Strikes are designed to take about 30 minutes to complete, and ours involved several steps, one of which had us holding off waves of alien attackers. Their leaders had a shield ability of some sort and could teleport, which proved to be a gigantic pain. I did manage to contribute by firing on enemies already distracted by one of my teammates, and I revived the other games journalist once when he was down to zero health. Otherwise I mainly tried not to get myself killed and experimented with my Warlock’s super ability.
Despite what it may sound like, this is good news for all of you who love shooters. In case you were wondering where Destiny came down on the FPS/MMO divide, it’s first and foremost a great-looking shooter with what appeared to my admittedly non-expert eyes to have tight controls.
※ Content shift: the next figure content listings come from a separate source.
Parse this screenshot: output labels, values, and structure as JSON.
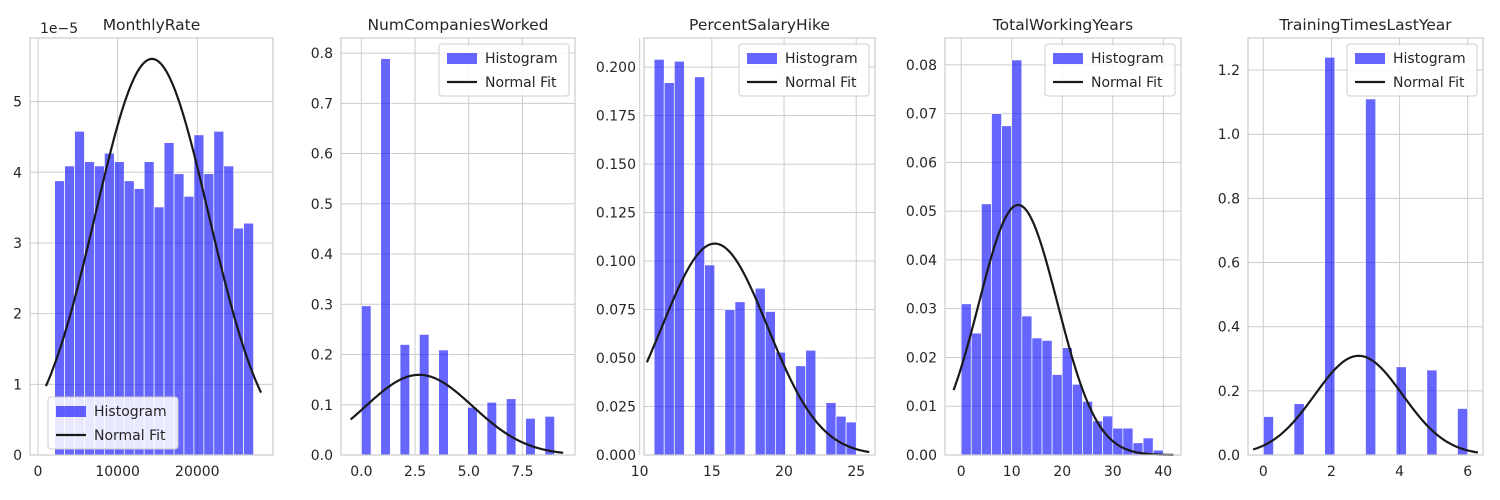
{
  "chart_data": [
    {
      "type": "bar",
      "title": "MonthlyRate",
      "xlabel": "",
      "ylabel": "",
      "y_offset_label": "1e−5",
      "xlim": [
        -1000,
        29500
      ],
      "ylim": [
        0,
        5.9
      ],
      "xticks": [
        0,
        10000,
        20000
      ],
      "yticks": [
        0,
        1,
        2,
        3,
        4,
        5
      ],
      "legend_position": "bottom-left",
      "histogram": {
        "name": "Histogram",
        "bin_start": 2094,
        "bin_width": 1248.6,
        "values": [
          3.88,
          4.09,
          4.58,
          4.15,
          4.09,
          4.27,
          4.15,
          3.88,
          3.77,
          4.15,
          3.51,
          4.42,
          3.98,
          3.66,
          4.53,
          3.98,
          4.58,
          4.09,
          3.21,
          3.28
        ]
      },
      "normal_fit": {
        "name": "Normal Fit",
        "mean": 14313,
        "std": 7118,
        "x_range": [
          1000,
          28000
        ],
        "scale": 100000
      }
    },
    {
      "type": "bar",
      "title": "NumCompaniesWorked",
      "xlabel": "",
      "ylabel": "",
      "xlim": [
        -0.95,
        9.95
      ],
      "ylim": [
        0,
        0.83
      ],
      "xticks": [
        0.0,
        2.5,
        5.0,
        7.5
      ],
      "xtick_labels": [
        "0.0",
        "2.5",
        "5.0",
        "7.5"
      ],
      "yticks": [
        0.0,
        0.1,
        0.2,
        0.3,
        0.4,
        0.5,
        0.6,
        0.7,
        0.8
      ],
      "ytick_labels": [
        "0.0",
        "0.1",
        "0.2",
        "0.3",
        "0.4",
        "0.5",
        "0.6",
        "0.7",
        "0.8"
      ],
      "legend_position": "top-right",
      "histogram": {
        "name": "Histogram",
        "bins": [
          {
            "x0": 0.0,
            "x1": 0.45,
            "value": 0.297
          },
          {
            "x0": 0.9,
            "x1": 1.35,
            "value": 0.789
          },
          {
            "x0": 1.8,
            "x1": 2.25,
            "value": 0.22
          },
          {
            "x0": 2.7,
            "x1": 3.15,
            "value": 0.24
          },
          {
            "x0": 3.6,
            "x1": 4.05,
            "value": 0.209
          },
          {
            "x0": 4.95,
            "x1": 5.4,
            "value": 0.095
          },
          {
            "x0": 5.85,
            "x1": 6.3,
            "value": 0.105
          },
          {
            "x0": 6.75,
            "x1": 7.2,
            "value": 0.112
          },
          {
            "x0": 7.65,
            "x1": 8.1,
            "value": 0.073
          },
          {
            "x0": 8.55,
            "x1": 9.0,
            "value": 0.077
          }
        ]
      },
      "normal_fit": {
        "name": "Normal Fit",
        "mean": 2.69,
        "std": 2.5,
        "x_range": [
          -0.5,
          9.4
        ],
        "scale": 1
      }
    },
    {
      "type": "bar",
      "title": "PercentSalaryHike",
      "xlabel": "",
      "ylabel": "",
      "xlim": [
        10.3,
        26.3
      ],
      "ylim": [
        0,
        0.215
      ],
      "xticks": [
        10,
        15,
        20,
        25
      ],
      "yticks": [
        0.0,
        0.025,
        0.05,
        0.075,
        0.1,
        0.125,
        0.15,
        0.175,
        0.2
      ],
      "ytick_labels": [
        "0.000",
        "0.025",
        "0.050",
        "0.075",
        "0.100",
        "0.125",
        "0.150",
        "0.175",
        "0.200"
      ],
      "legend_position": "top-right",
      "histogram": {
        "name": "Histogram",
        "bin_start": 11,
        "bin_width": 0.7,
        "values": [
          0.204,
          0.192,
          0.203,
          0,
          0.195,
          0.098,
          0,
          0.075,
          0.079,
          0,
          0.086,
          0.074,
          0.053,
          0,
          0.046,
          0.054,
          0,
          0.027,
          0.02,
          0.017
        ]
      },
      "normal_fit": {
        "name": "Normal Fit",
        "mean": 15.2,
        "std": 3.66,
        "x_range": [
          10.5,
          25.9
        ],
        "scale": 1
      }
    },
    {
      "type": "bar",
      "title": "TotalWorkingYears",
      "xlabel": "",
      "ylabel": "",
      "xlim": [
        -3.2,
        43.5
      ],
      "ylim": [
        0,
        0.0855
      ],
      "xticks": [
        0,
        10,
        20,
        30,
        40
      ],
      "yticks": [
        0.0,
        0.01,
        0.02,
        0.03,
        0.04,
        0.05,
        0.06,
        0.07,
        0.08
      ],
      "ytick_labels": [
        "0.00",
        "0.01",
        "0.02",
        "0.03",
        "0.04",
        "0.05",
        "0.06",
        "0.07",
        "0.08"
      ],
      "legend_position": "top-right",
      "histogram": {
        "name": "Histogram",
        "bin_start": 0,
        "bin_width": 2,
        "values": [
          0.031,
          0.025,
          0.0515,
          0.07,
          0.0675,
          0.081,
          0.0285,
          0.024,
          0.0235,
          0.0165,
          0.022,
          0.0145,
          0.011,
          0.007,
          0.008,
          0.0055,
          0.0055,
          0.0025,
          0.0035,
          0.001
        ]
      },
      "normal_fit": {
        "name": "Normal Fit",
        "mean": 11.28,
        "std": 7.78,
        "x_range": [
          -1.5,
          42
        ],
        "scale": 1
      }
    },
    {
      "type": "bar",
      "title": "TrainingTimesLastYear",
      "xlabel": "",
      "ylabel": "",
      "xlim": [
        -0.45,
        6.45
      ],
      "ylim": [
        0,
        1.3
      ],
      "xticks": [
        0,
        2,
        4,
        6
      ],
      "yticks": [
        0.0,
        0.2,
        0.4,
        0.6,
        0.8,
        1.0,
        1.2
      ],
      "ytick_labels": [
        "0.0",
        "0.2",
        "0.4",
        "0.6",
        "0.8",
        "1.0",
        "1.2"
      ],
      "legend_position": "top-right",
      "histogram": {
        "name": "Histogram",
        "bins": [
          {
            "x0": 0.0,
            "x1": 0.3,
            "value": 0.12
          },
          {
            "x0": 0.9,
            "x1": 1.2,
            "value": 0.16
          },
          {
            "x0": 1.8,
            "x1": 2.1,
            "value": 1.24
          },
          {
            "x0": 3.0,
            "x1": 3.3,
            "value": 1.11
          },
          {
            "x0": 3.9,
            "x1": 4.2,
            "value": 0.275
          },
          {
            "x0": 4.8,
            "x1": 5.1,
            "value": 0.265
          },
          {
            "x0": 5.7,
            "x1": 6.0,
            "value": 0.145
          }
        ]
      },
      "normal_fit": {
        "name": "Normal Fit",
        "mean": 2.8,
        "std": 1.29,
        "x_range": [
          -0.3,
          6.3
        ],
        "scale": 1
      }
    }
  ]
}
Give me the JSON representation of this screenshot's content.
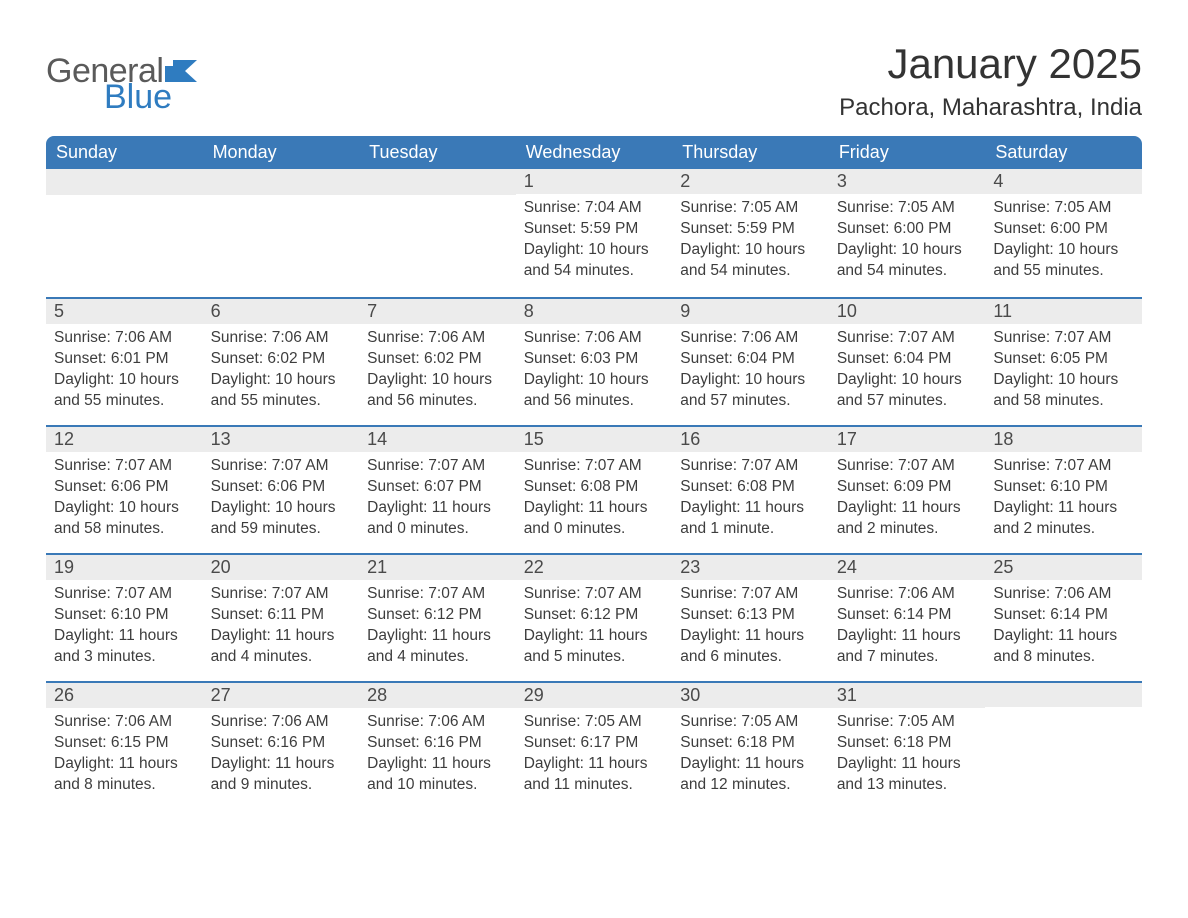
{
  "brand": {
    "word1": "General",
    "word2": "Blue",
    "color_gray": "#5a5a5a",
    "color_blue": "#2f7cc0"
  },
  "title": "January 2025",
  "location": "Pachora, Maharashtra, India",
  "theme": {
    "header_bg": "#3a79b7",
    "header_text": "#ffffff",
    "daynum_bg": "#ececec",
    "row_border": "#3a79b7",
    "body_text": "#3d3d3d",
    "page_bg": "#ffffff",
    "title_fontsize": 42,
    "location_fontsize": 24,
    "th_fontsize": 18,
    "cell_fontsize": 15.5
  },
  "weekdays": [
    "Sunday",
    "Monday",
    "Tuesday",
    "Wednesday",
    "Thursday",
    "Friday",
    "Saturday"
  ],
  "weeks": [
    [
      {
        "n": "",
        "sr": "",
        "ss": "",
        "dl": ""
      },
      {
        "n": "",
        "sr": "",
        "ss": "",
        "dl": ""
      },
      {
        "n": "",
        "sr": "",
        "ss": "",
        "dl": ""
      },
      {
        "n": "1",
        "sr": "Sunrise: 7:04 AM",
        "ss": "Sunset: 5:59 PM",
        "dl": "Daylight: 10 hours and 54 minutes."
      },
      {
        "n": "2",
        "sr": "Sunrise: 7:05 AM",
        "ss": "Sunset: 5:59 PM",
        "dl": "Daylight: 10 hours and 54 minutes."
      },
      {
        "n": "3",
        "sr": "Sunrise: 7:05 AM",
        "ss": "Sunset: 6:00 PM",
        "dl": "Daylight: 10 hours and 54 minutes."
      },
      {
        "n": "4",
        "sr": "Sunrise: 7:05 AM",
        "ss": "Sunset: 6:00 PM",
        "dl": "Daylight: 10 hours and 55 minutes."
      }
    ],
    [
      {
        "n": "5",
        "sr": "Sunrise: 7:06 AM",
        "ss": "Sunset: 6:01 PM",
        "dl": "Daylight: 10 hours and 55 minutes."
      },
      {
        "n": "6",
        "sr": "Sunrise: 7:06 AM",
        "ss": "Sunset: 6:02 PM",
        "dl": "Daylight: 10 hours and 55 minutes."
      },
      {
        "n": "7",
        "sr": "Sunrise: 7:06 AM",
        "ss": "Sunset: 6:02 PM",
        "dl": "Daylight: 10 hours and 56 minutes."
      },
      {
        "n": "8",
        "sr": "Sunrise: 7:06 AM",
        "ss": "Sunset: 6:03 PM",
        "dl": "Daylight: 10 hours and 56 minutes."
      },
      {
        "n": "9",
        "sr": "Sunrise: 7:06 AM",
        "ss": "Sunset: 6:04 PM",
        "dl": "Daylight: 10 hours and 57 minutes."
      },
      {
        "n": "10",
        "sr": "Sunrise: 7:07 AM",
        "ss": "Sunset: 6:04 PM",
        "dl": "Daylight: 10 hours and 57 minutes."
      },
      {
        "n": "11",
        "sr": "Sunrise: 7:07 AM",
        "ss": "Sunset: 6:05 PM",
        "dl": "Daylight: 10 hours and 58 minutes."
      }
    ],
    [
      {
        "n": "12",
        "sr": "Sunrise: 7:07 AM",
        "ss": "Sunset: 6:06 PM",
        "dl": "Daylight: 10 hours and 58 minutes."
      },
      {
        "n": "13",
        "sr": "Sunrise: 7:07 AM",
        "ss": "Sunset: 6:06 PM",
        "dl": "Daylight: 10 hours and 59 minutes."
      },
      {
        "n": "14",
        "sr": "Sunrise: 7:07 AM",
        "ss": "Sunset: 6:07 PM",
        "dl": "Daylight: 11 hours and 0 minutes."
      },
      {
        "n": "15",
        "sr": "Sunrise: 7:07 AM",
        "ss": "Sunset: 6:08 PM",
        "dl": "Daylight: 11 hours and 0 minutes."
      },
      {
        "n": "16",
        "sr": "Sunrise: 7:07 AM",
        "ss": "Sunset: 6:08 PM",
        "dl": "Daylight: 11 hours and 1 minute."
      },
      {
        "n": "17",
        "sr": "Sunrise: 7:07 AM",
        "ss": "Sunset: 6:09 PM",
        "dl": "Daylight: 11 hours and 2 minutes."
      },
      {
        "n": "18",
        "sr": "Sunrise: 7:07 AM",
        "ss": "Sunset: 6:10 PM",
        "dl": "Daylight: 11 hours and 2 minutes."
      }
    ],
    [
      {
        "n": "19",
        "sr": "Sunrise: 7:07 AM",
        "ss": "Sunset: 6:10 PM",
        "dl": "Daylight: 11 hours and 3 minutes."
      },
      {
        "n": "20",
        "sr": "Sunrise: 7:07 AM",
        "ss": "Sunset: 6:11 PM",
        "dl": "Daylight: 11 hours and 4 minutes."
      },
      {
        "n": "21",
        "sr": "Sunrise: 7:07 AM",
        "ss": "Sunset: 6:12 PM",
        "dl": "Daylight: 11 hours and 4 minutes."
      },
      {
        "n": "22",
        "sr": "Sunrise: 7:07 AM",
        "ss": "Sunset: 6:12 PM",
        "dl": "Daylight: 11 hours and 5 minutes."
      },
      {
        "n": "23",
        "sr": "Sunrise: 7:07 AM",
        "ss": "Sunset: 6:13 PM",
        "dl": "Daylight: 11 hours and 6 minutes."
      },
      {
        "n": "24",
        "sr": "Sunrise: 7:06 AM",
        "ss": "Sunset: 6:14 PM",
        "dl": "Daylight: 11 hours and 7 minutes."
      },
      {
        "n": "25",
        "sr": "Sunrise: 7:06 AM",
        "ss": "Sunset: 6:14 PM",
        "dl": "Daylight: 11 hours and 8 minutes."
      }
    ],
    [
      {
        "n": "26",
        "sr": "Sunrise: 7:06 AM",
        "ss": "Sunset: 6:15 PM",
        "dl": "Daylight: 11 hours and 8 minutes."
      },
      {
        "n": "27",
        "sr": "Sunrise: 7:06 AM",
        "ss": "Sunset: 6:16 PM",
        "dl": "Daylight: 11 hours and 9 minutes."
      },
      {
        "n": "28",
        "sr": "Sunrise: 7:06 AM",
        "ss": "Sunset: 6:16 PM",
        "dl": "Daylight: 11 hours and 10 minutes."
      },
      {
        "n": "29",
        "sr": "Sunrise: 7:05 AM",
        "ss": "Sunset: 6:17 PM",
        "dl": "Daylight: 11 hours and 11 minutes."
      },
      {
        "n": "30",
        "sr": "Sunrise: 7:05 AM",
        "ss": "Sunset: 6:18 PM",
        "dl": "Daylight: 11 hours and 12 minutes."
      },
      {
        "n": "31",
        "sr": "Sunrise: 7:05 AM",
        "ss": "Sunset: 6:18 PM",
        "dl": "Daylight: 11 hours and 13 minutes."
      },
      {
        "n": "",
        "sr": "",
        "ss": "",
        "dl": ""
      }
    ]
  ]
}
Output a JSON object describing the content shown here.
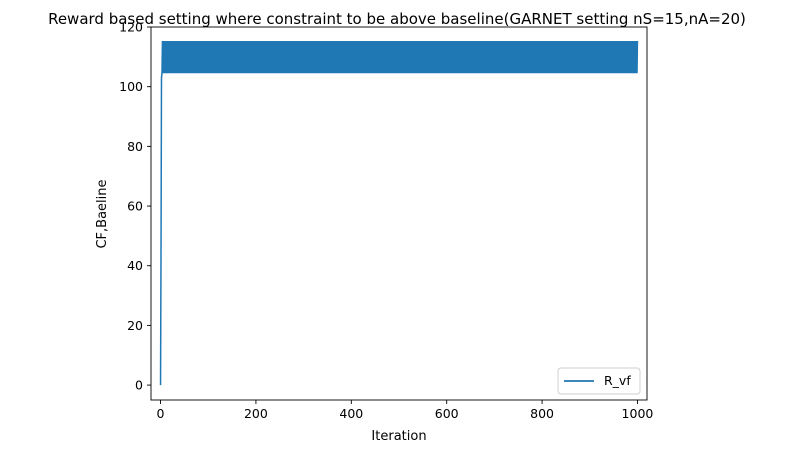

Everyone knows that Bungie has this genre, especially with sci-fi trappings down pat.
What isn’t as clear is how the open world multiplayer elements will all play out, because unless you’ve participated in the alpha — something everyone with a PS4 will be able to do starting today and running through Sunday, June 15 — those parts of the game have been spoken of more than they’ve actually been shown. My play session included a quick glimpse at the City, the last safe place left on Earth, where the view changes to third-person and many of the facets of cities in regular MMOs take place. I saw that you could get different kinds of ships that take you into orbit before the action begins.
One of the game’s public events popped up while we were on our way to the strike instance, where we could team with other players outside our team to try eliminating a specific, very difficult enemy before a timer counted down to zero. Alas, we didn’t have time to finish it because the hands-on demos could only go on for so long.
The developer shared some of the details of Destiny‘s PvP, which will come in 3v3 and 6v6 flavors. He described 3v3 as more tactical and team-focused and explained how matchmaking was skill-based. The game equalizes health and damage based on level but still allows for different weapons to deal different amounts of damage.
And after a last-minute discussion about the three available classes, we were ushered out for the next group of attendees to get their own chance to play. Right now I feel pretty confident saying that Destiny will be an excellent shooter and will appeal to people who enjoy that type of game. It’s too soon to tell whether it will have something special to offer people like me who wouldn’t normally be inclined to play an FPS. That might indeed turn out to be the case, but so far, and with knowledge of my own preferences very much out in the open, it feels evolutionary rather than revolutionary.